I had a look for myself on google maps and the view is indeed quite amazing! Here are a few screenshots I took.
Here’s an excerpt from The White Roofs Project NZ to explain why this is such an important idea:
‘The White Roofs Project NZ is promoting white and off-white roofs as simply one of the fastest and lowest cost ways of helping reduce global warming, by mimicking the way the polar icecaps reflect sunlight back into space and help cool our planet. If your building has air conditioning a white roof may result in lower electricity use and reduced carbon emissions, and if your building does not have air conditioning you may benefit from a cooler building. In many cases it does not involve additional costs when a roof needs maintenance anyway.
When sunlight falls on a white roof, about 55% is reflected and much of this goes back into space, whereas a dark roof absorbs most of the sunlight and re-radiates it as heat, which gets absorbed by greenhouse gases in the atmosphere and does not make it back into space. And that is why a white roof helps cool the planet and a dark roof warms the planet.’
In our sharing, caring community of Kakariki Street + neighbours, friends and relatives, the idea of painting our roofs white or light colours was floated via a generously broadcast email. It was timely for some, while others just missed out having already bought the paint with which to re-colour their roof. However three of us are able to act on this advice and will do so in the next few months. Two of us are Kakariki Street-ers – the other house owner is a neighbor in our communication loop. When I look around our neighbourhood I see a total of 4 light/white roofs from my garden.
The website also says that: ‘When new roofs are chosen or when roofs come up for regular maintenance, the choice to go white or off-white comes at no extra cost in many cases, and gives the opportunity to do good without it hurting your pocket.’

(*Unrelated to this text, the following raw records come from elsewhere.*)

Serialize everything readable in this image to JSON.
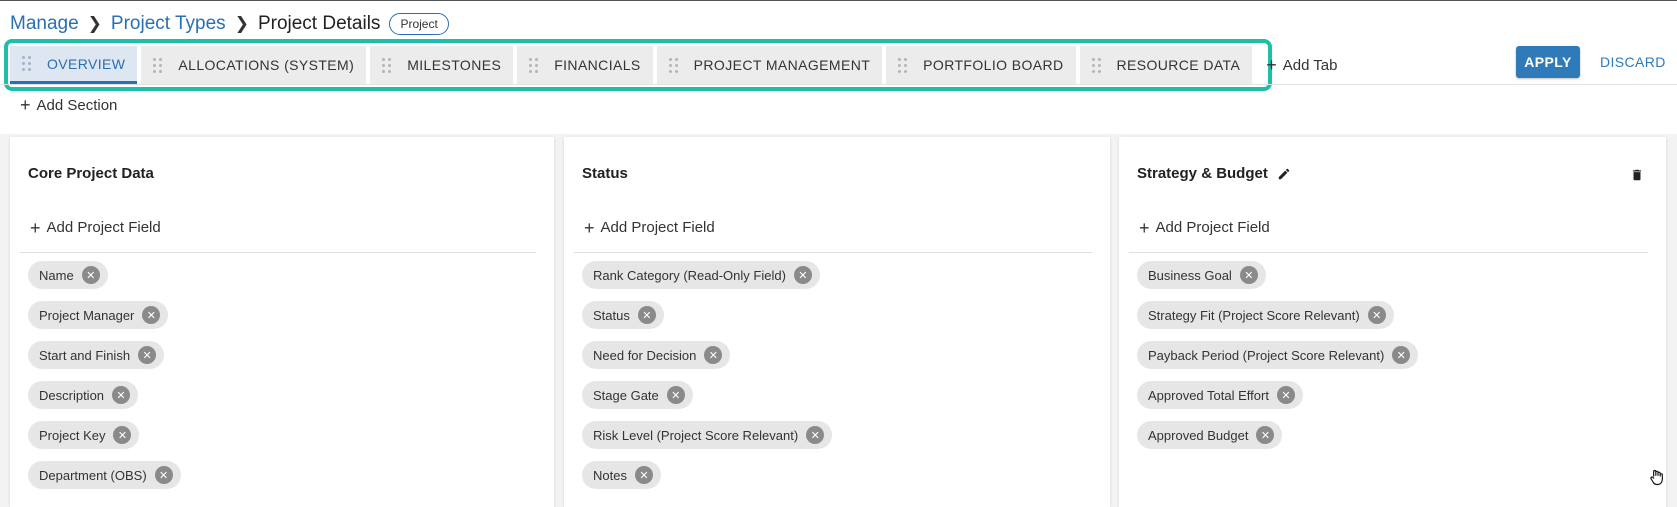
{
  "breadcrumb": {
    "items": [
      "Manage",
      "Project Types"
    ],
    "current": "Project Details",
    "badge": "Project"
  },
  "tabs": [
    {
      "label": "OVERVIEW",
      "active": true
    },
    {
      "label": "ALLOCATIONS (SYSTEM)"
    },
    {
      "label": "MILESTONES"
    },
    {
      "label": "FINANCIALS"
    },
    {
      "label": "PROJECT MANAGEMENT"
    },
    {
      "label": "PORTFOLIO BOARD"
    },
    {
      "label": "RESOURCE DATA"
    }
  ],
  "add_tab_label": "Add Tab",
  "actions": {
    "apply": "APPLY",
    "discard": "DISCARD"
  },
  "add_section_label": "Add Section",
  "add_field_label": "Add Project Field",
  "colors": {
    "accent": "#2f7ab9",
    "highlight": "#1ebfaa"
  },
  "icons": {
    "tab_grip": "drag-handle-icon",
    "add": "plus-icon",
    "remove_chip": "close-circle-icon",
    "edit": "pencil-icon",
    "delete": "trash-icon",
    "cursor": "hand-cursor-icon"
  },
  "sections": [
    {
      "title": "Core Project Data",
      "fields": [
        "Name",
        "Project Manager",
        "Start and Finish",
        "Description",
        "Project Key",
        "Department (OBS)"
      ]
    },
    {
      "title": "Status",
      "fields": [
        "Rank Category (Read-Only Field)",
        "Status",
        "Need for Decision",
        "Stage Gate",
        "Risk Level (Project Score Relevant)",
        "Notes"
      ]
    },
    {
      "title": "Strategy & Budget",
      "fields": [
        "Business Goal",
        "Strategy Fit (Project Score Relevant)",
        "Payback Period (Project Score Relevant)",
        "Approved Total Effort",
        "Approved Budget"
      ]
    }
  ]
}
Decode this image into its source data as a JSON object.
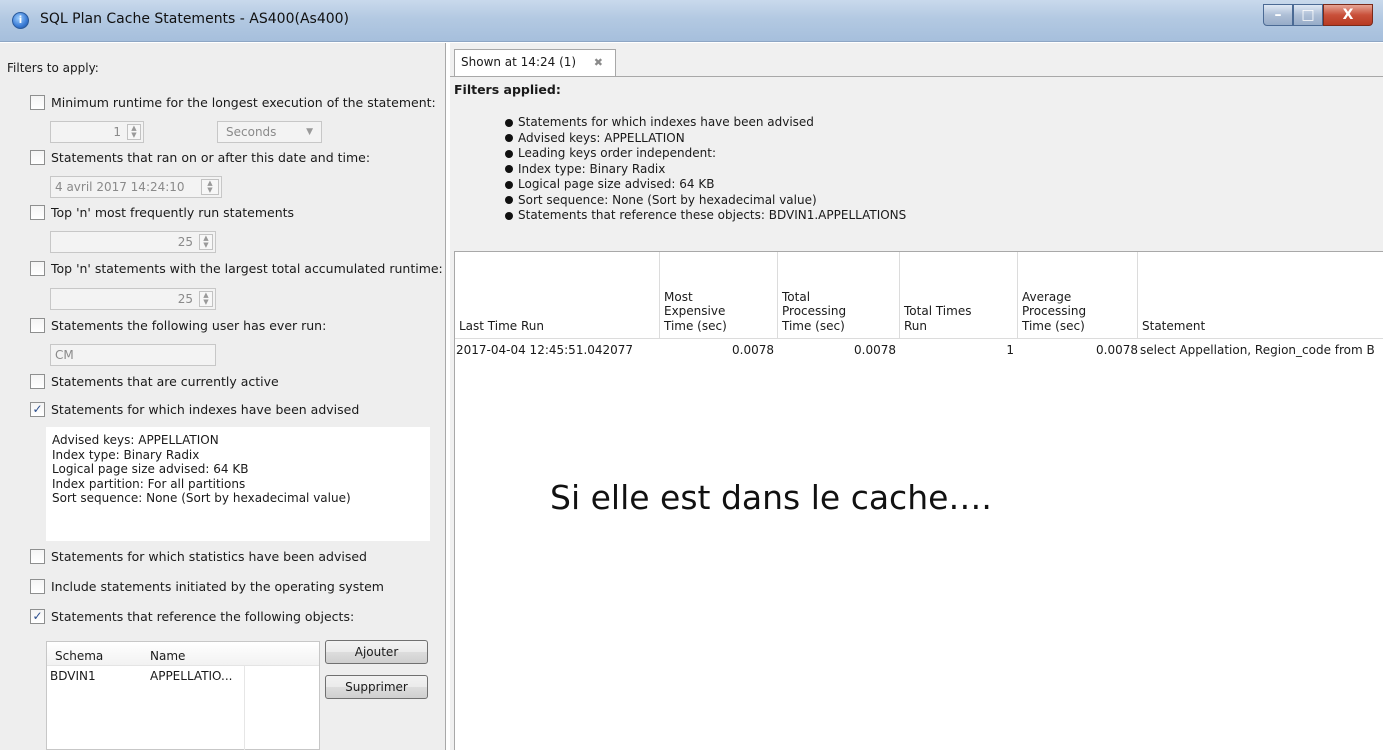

I have seen some comments that say the benefits of this approach are cancelled out or even negative in colder climates where a building’s energy usage is higher in winter for heating than it is in summer for cooling. Upon further analysis this would appear to not be entirely true as the winter sun is low in the sky, so a roofs thermal gain in winter is far less than in summer. The need for heating our houses also occurs predominantly outside of the main sunlight hours in the late afternoon and evening. A well insulated wooden house (average houses in New Zealand are wooden, though not always insulated), receives most of it’s thermal gain from sunlight entering through its windows.
Our house, like the majority of New Zealand houses, has a corrugated iron roof. Unlike some houses, it also has a thick layer of insulation in the ceiling cavity. The roof, having virtually no thermal mass, is not designed to store heat and slowly release it during the night to keep us all warm. The insulation offers a further barrier to the heat entering our house from above -which becomes quite apparent on a hot day when the inside temperature is lovely and cool. Our house does however have a dark green roof that converts light into radiant heat -exactly the sort that gets trapped in the earth’s atmosphere by greenhouse gasses, so I think we’d be well advised to go for a lighter roof colour.
Wouldn’t it be cool if in a few years time Paekakariki -or even Kapiti,
could be spotted on Google Earth from a great height like Almeria in Spain, because it was covered in white roofs!